Small, intelligent devices with sensors and actuators are increasingly used to respond to their enviromental conditions and to control their environment better, last but not least to save energy. We talk about “smart energy“, when energy saving (or more cost-saving use of energy) has priority and about “home automation” or more general “building automation”, when especially comfort gain and time savings are motivating.

The devices with sensors and actuators have to be linked, which isn’t always cheap using wires; many of these systems have to communicate wireless. The devices should stay cost-efficient, particulary with regard to their own energy consumption, which often have to be covered by (primary) batterys.

In research an own term for these linked systems has been established: the area of ‘sensor networks’.
However, sensor network research was often motivated by a military context in the past; the results could not be transfered easily to civil application (or even to actual working systems). In addition sensor networks were cultivated as a completely separated technology sector, instead of integrating them into bigger networks like the Internet.
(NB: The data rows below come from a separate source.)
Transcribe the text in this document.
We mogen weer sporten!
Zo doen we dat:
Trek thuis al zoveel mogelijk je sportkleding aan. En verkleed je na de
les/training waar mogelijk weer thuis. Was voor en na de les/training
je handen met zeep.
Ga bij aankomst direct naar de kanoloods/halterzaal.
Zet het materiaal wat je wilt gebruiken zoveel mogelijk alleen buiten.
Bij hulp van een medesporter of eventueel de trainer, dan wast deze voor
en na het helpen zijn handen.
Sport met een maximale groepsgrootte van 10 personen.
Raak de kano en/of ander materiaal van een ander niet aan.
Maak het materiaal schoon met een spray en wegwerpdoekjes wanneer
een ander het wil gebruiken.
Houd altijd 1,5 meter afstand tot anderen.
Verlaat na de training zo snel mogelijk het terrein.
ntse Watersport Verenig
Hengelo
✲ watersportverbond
With the standardization of IEEE 802.15.4 and 6LoWPAN there exist standards for wireless connections between cost-efficient, energy saving nodes in the meantime, a first step towards the Internet of Things, which deserves its name. However, it is less clear, which application architectures should be used above these base standards to allow global wide-spread applications in the smart energy/home automation sector: As the Internet existed for decades, before the application “web” initialized its breakthrough, sensor networks are also waiting for the decisive impuls.